Looking East, West, North and South

    Rock Climbing Basalt

    Choose Your Adventure

    By Cameron M. Burns

    Basalt is one of those rare mountain towns where you can go out the door in any direction and find adventure, in both summer and winter.

    Sitting at the confluence of two well-loved Gold Medal streams, Basalt also is nestled between several distinct mountain chains whose topography adds to the range of activities and scenery available to visitors.

    To the north is Basalt Mountain, a great lava expanse and perhaps one of the lesser-known places for summer and winter adventure. It’s not exactly easy to get to, but on its slopes you’ll find hiking, cross-country skiing, hunting, four-wheeling and some of the best mountain biking in Western Colorado.

    The mighty Elk Mountains are south of town, and a lot closer than most visitors realize. Two of Colorado’s majestic 14,000-foot peaks (Capitol Peak and Snowmass Mountain) are best accessed from Basalt, and the three other Elk Mountain Range “fourteeners” (Pyramid Peak and the Maroon Bells) are just a short drive to the Castle Creek turn-off near Aspen.

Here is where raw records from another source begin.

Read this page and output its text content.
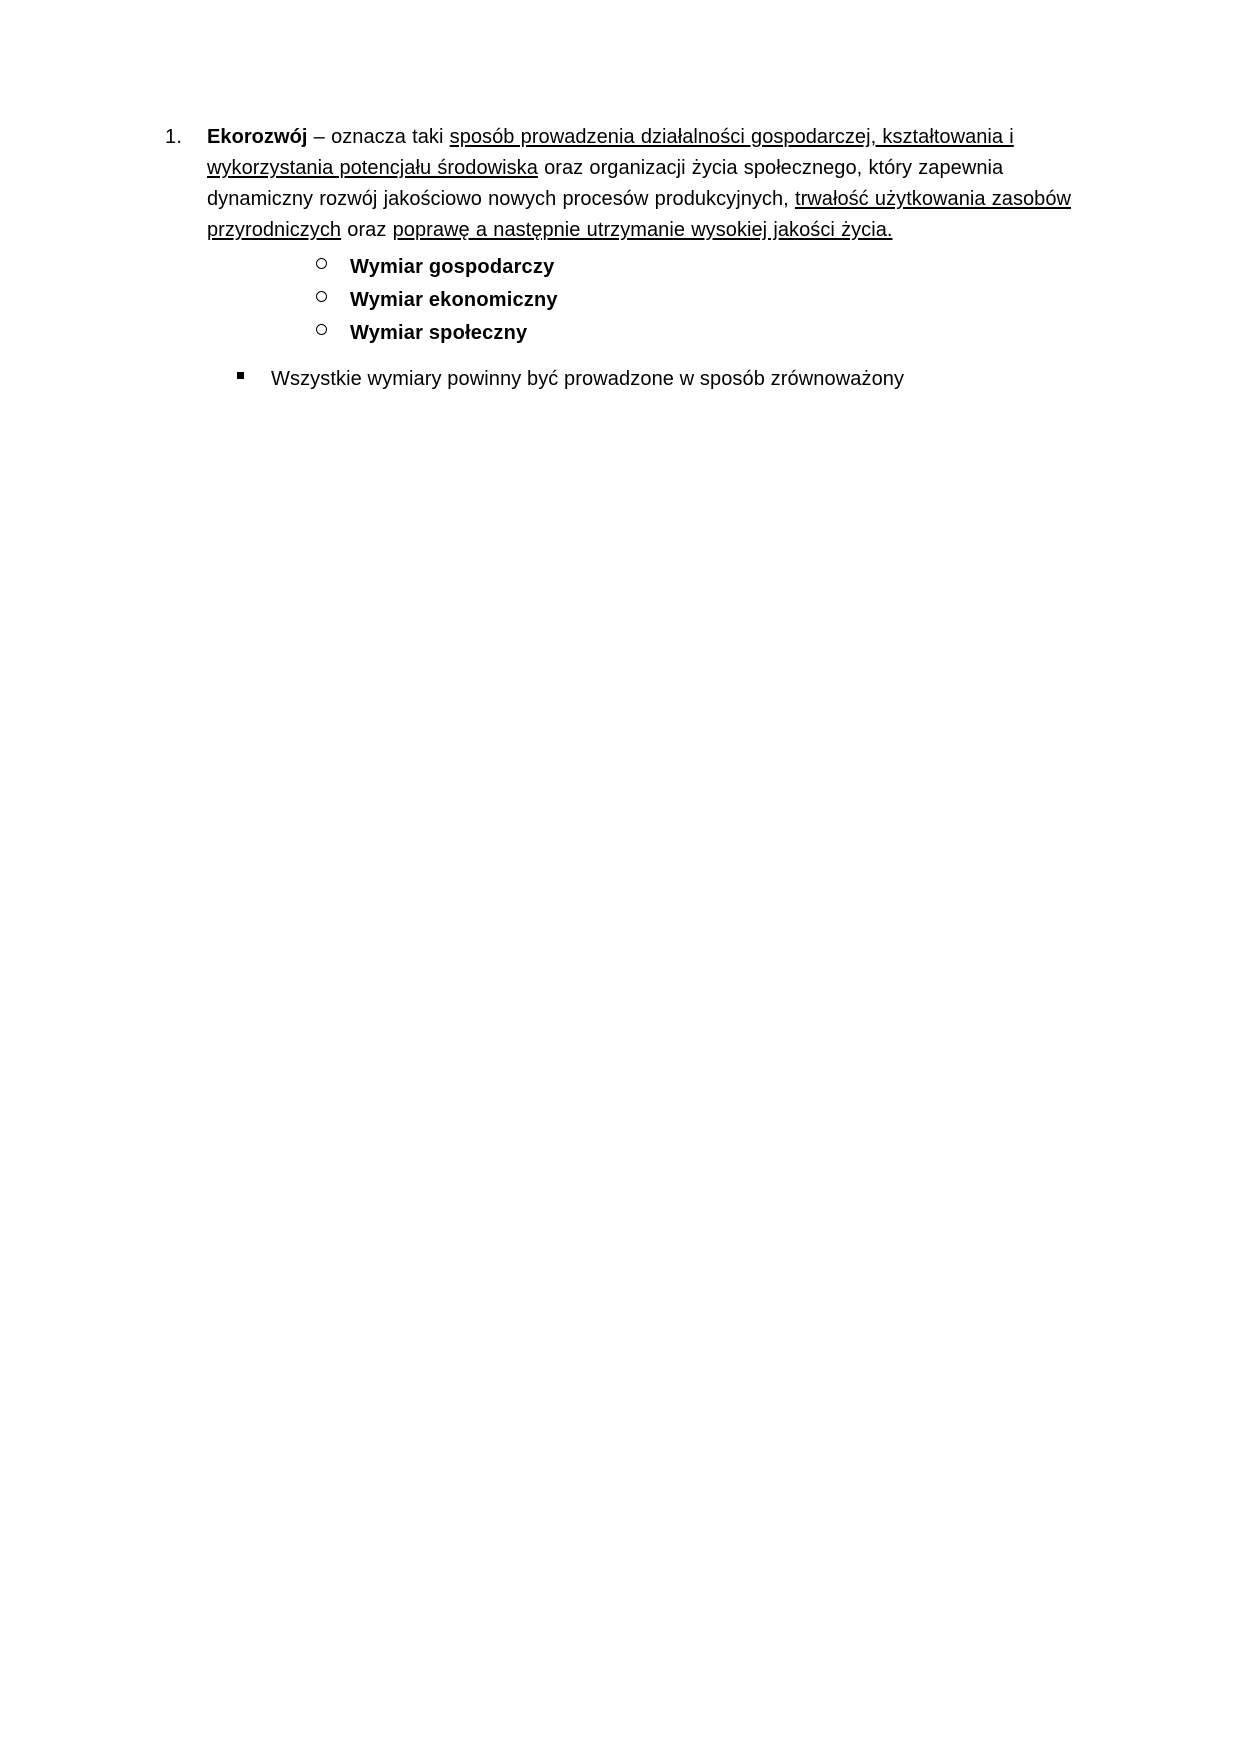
1.	Ekorozwój – oznacza taki sposób prowadzenia działalności gospodarczej, kształtowania i wykorzystania potencjału środowiska oraz organizacji życia społecznego, który zapewnia dynamiczny rozwój jakościowo nowych procesów produkcyjnych, trwałość użytkowania zasobów przyrodniczych oraz poprawę a następnie utrzymanie wysokiej jakości życia.
Wymiar gospodarczy
Wymiar ekonomiczny
Wymiar społeczny
Wszystkie wymiary powinny być prowadzone w sposób zrównoważony
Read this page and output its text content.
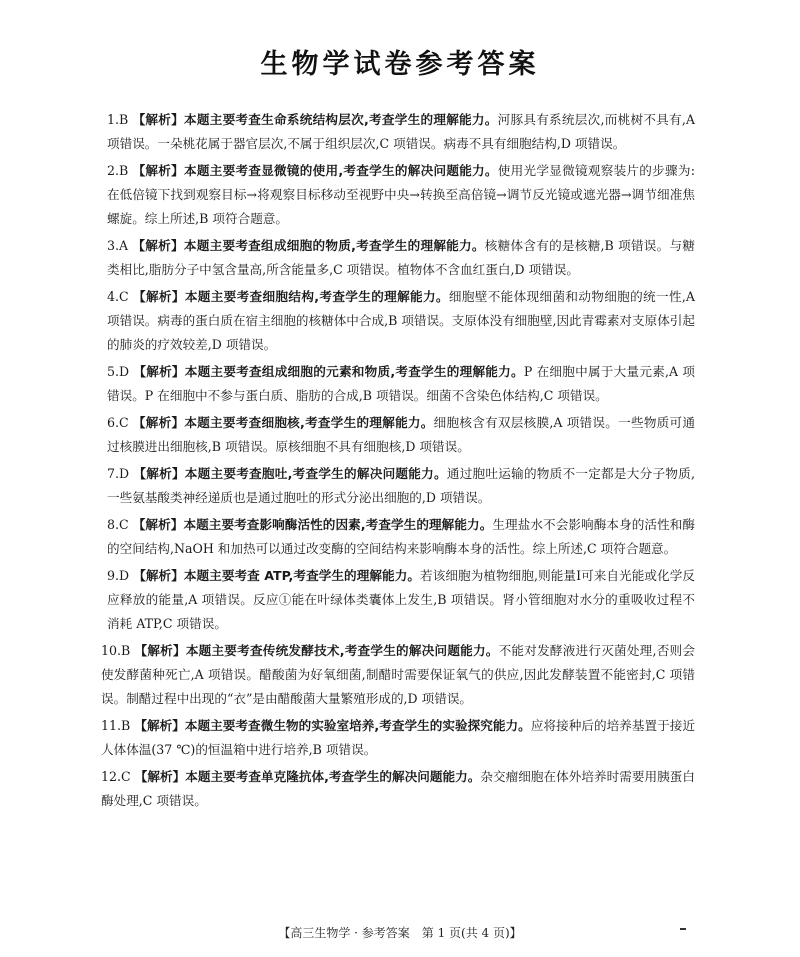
生物学试卷参考答案

1.B 【解析】本题主要考查生命系统结构层次,考查学生的理解能力。河豚具有系统层次,而桃树不具有,A 项错误。一朵桃花属于器官层次,不属于组织层次,C 项错误。病毒不具有细胞结构,D 项错误。

2.B 【解析】本题主要考查显微镜的使用,考查学生的解决问题能力。使用光学显微镜观察装片的步骤为:在低倍镜下找到观察目标→将观察目标移动至视野中央→转换至高倍镜→调节反光镜或遮光器→调节细准焦螺旋。综上所述,B 项符合题意。

3.A 【解析】本题主要考查组成细胞的物质,考查学生的理解能力。核糖体含有的是核糖,B 项错误。与糖类相比,脂肪分子中氢含量高,所含能量多,C 项错误。植物体不含血红蛋白,D 项错误。

4.C 【解析】本题主要考查细胞结构,考查学生的理解能力。细胞壁不能体现细菌和动物细胞的统一性,A 项错误。病毒的蛋白质在宿主细胞的核糖体中合成,B 项错误。支原体没有细胞壁,因此青霉素对支原体引起的肺炎的疗效较差,D 项错误。

5.D 【解析】本题主要考查组成细胞的元素和物质,考查学生的理解能力。P 在细胞中属于大量元素,A 项错误。P 在细胞中不参与蛋白质、脂肪的合成,B 项错误。细菌不含染色体结构,C 项错误。

6.C 【解析】本题主要考查细胞核,考查学生的理解能力。细胞核含有双层核膜,A 项错误。一些物质可通过核膜进出细胞核,B 项错误。原核细胞不具有细胞核,D 项错误。

7.D 【解析】本题主要考查胞吐,考查学生的解决问题能力。通过胞吐运输的物质不一定都是大分子物质,一些氨基酸类神经递质也是通过胞吐的形式分泌出细胞的,D 项错误。

8.C 【解析】本题主要考查影响酶活性的因素,考查学生的理解能力。生理盐水不会影响酶本身的活性和酶的空间结构,NaOH 和加热可以通过改变酶的空间结构来影响酶本身的活性。综上所述,C 项符合题意。

9.D 【解析】本题主要考查 ATP,考查学生的理解能力。若该细胞为植物细胞,则能量Ⅰ可来自光能或化学反应释放的能量,A 项错误。反应①能在叶绿体类囊体上发生,B 项错误。肾小管细胞对水分的重吸收过程不消耗 ATP,C 项错误。

10.B 【解析】本题主要考查传统发酵技术,考查学生的解决问题能力。不能对发酵液进行灭菌处理,否则会使发酵菌种死亡,A 项错误。醋酸菌为好氧细菌,制醋时需要保证氧气的供应,因此发酵装置不能密封,C 项错误。制醋过程中出现的“衣”是由醋酸菌大量繁殖形成的,D 项错误。

11.B 【解析】本题主要考查微生物的实验室培养,考查学生的实验探究能力。应将接种后的培养基置于接近人体体温(37 ℃)的恒温箱中进行培养,B 项错误。

12.C 【解析】本题主要考查单克隆抗体,考查学生的解决问题能力。杂交瘤细胞在体外培养时需要用胰蛋白酶处理,C 项错误。

【高三生物学 · 参考答案　第 1 页(共 4 页)】
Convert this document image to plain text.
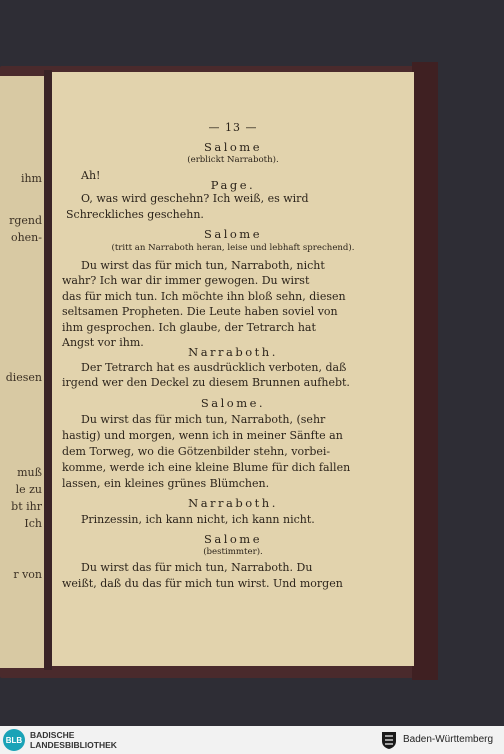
ihm
rgend
ohen-
diesen
muß
le zu
bt ihr
Ich
r von
— 13 —
Salome
(erblickt Narraboth).
Ah!
Page.
O, was wird geschehn? Ich weiß, es wird
Schreckliches geschehn.
Salome
(tritt an Narraboth heran, leise und lebhaft sprechend).
Du wirst das für mich tun, Narraboth, nicht
wahr? Ich war dir immer gewogen. Du wirst
das für mich tun. Ich möchte ihn bloß sehn, diesen
seltsamen Propheten. Die Leute haben soviel von
ihm gesprochen. Ich glaube, der Tetrarch hat
Angst vor ihm.
Narraboth.
Der Tetrarch hat es ausdrücklich verboten, daß
irgend wer den Deckel zu diesem Brunnen aufhebt.
Salome.
Du wirst das für mich tun, Narraboth, (sehr
hastig) und morgen, wenn ich in meiner Sänfte an
dem Torweg, wo die Götzenbilder stehn, vorbei-
komme, werde ich eine kleine Blume für dich fallen
lassen, ein kleines grünes Blümchen.
Narraboth.
Prinzessin, ich kann nicht, ich kann nicht.
Salome
(bestimmter).
Du wirst das für mich tun, Narraboth. Du
weißt, daß du das für mich tun wirst. Und morgen
BLB BADISCHE
LANDESBIBLIOTHEK	Baden-Württemberg
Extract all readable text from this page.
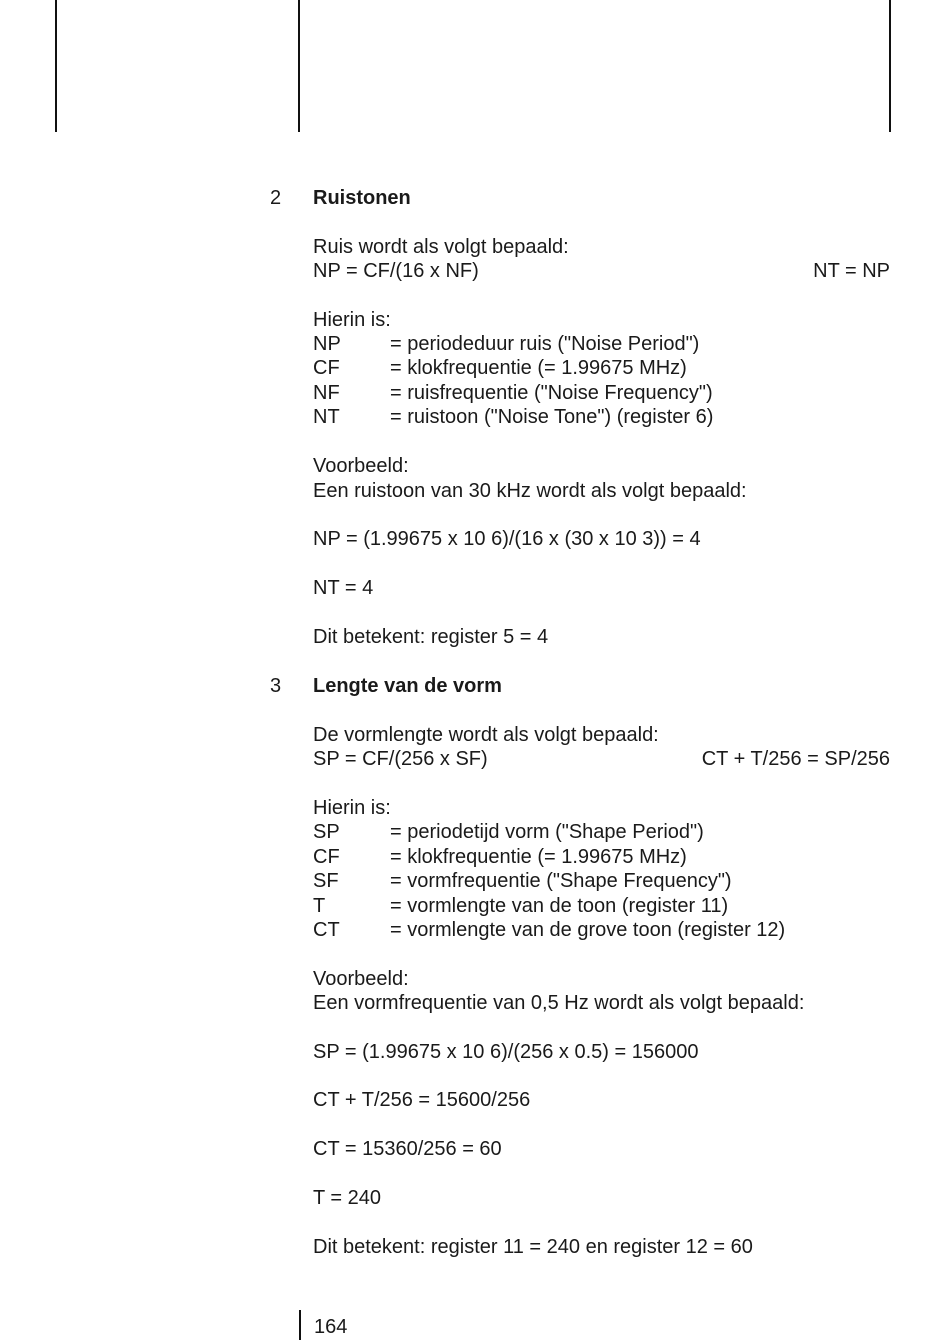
2 Ruistonen
Ruis wordt als volgt bepaald:
NP = CF/(16 x NF)	NT = NP
Hierin is:
NP = periodeduur ruis ("Noise Period")
CF	= klokfrequentie (= 1.99675 MHz)
NF	= ruisfrequentie ("Noise Frequency")
NT	= ruistoon ("Noise Tone") (register 6)
Voorbeeld:
Een ruistoon van 30 kHz wordt als volgt bepaald:
NP = (1.99675 x 10 6)/(16 x (30 x 10 3)) = 4
NT = 4
Dit betekent: register 5 = 4
3 Lengte van de vorm
De vormlengte wordt als volgt bepaald:
SP = CF/(256 x SF)	CT + T/256 = SP/256
Hierin is:
SP	= periodetijd vorm ("Shape Period")
CF	= klokfrequentie (= 1.99675 MHz)
SF	= vormfrequentie ("Shape Frequency")
T	= vormlengte van de toon (register 11)
CT	= vormlengte van de grove toon (register 12)
Voorbeeld:
Een vormfrequentie van 0,5 Hz wordt als volgt bepaald:
SP = (1.99675 x 10 6)/(256 x 0.5) = 156000
CT + T/256 = 15600/256
CT = 15360/256 = 60
T = 240
Dit betekent: register 11 = 240 en register 12 = 60
164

    West of town, the valley’s dizzying array of trails comes together, the Rio Grande Trail offering a wonderful 12-mile cycle from Basalt to Carbondale or uphill to Aspen. There also are several other trails that splinter off, like the Basalt to Holland Hills Trail, which takes the walker or rider along the north side of the valley and eventually joins the Rio Grande Trail.

    East of Basalt is the vast, sprawling Fryingpan Valley, and every manner of adventure can be had there, from rock climbing to backcountry skiing to camping and fishing —even ice fishing.

    And right in town? Well, as the book suggests, a river runs through it, and every type of water sport can be had on the sun-sparkled waters of the Roaring Fork River. For me, there’s nothing like a float from Fisherman’s Park in Basalt to the Catherine Bridge near Carbondale.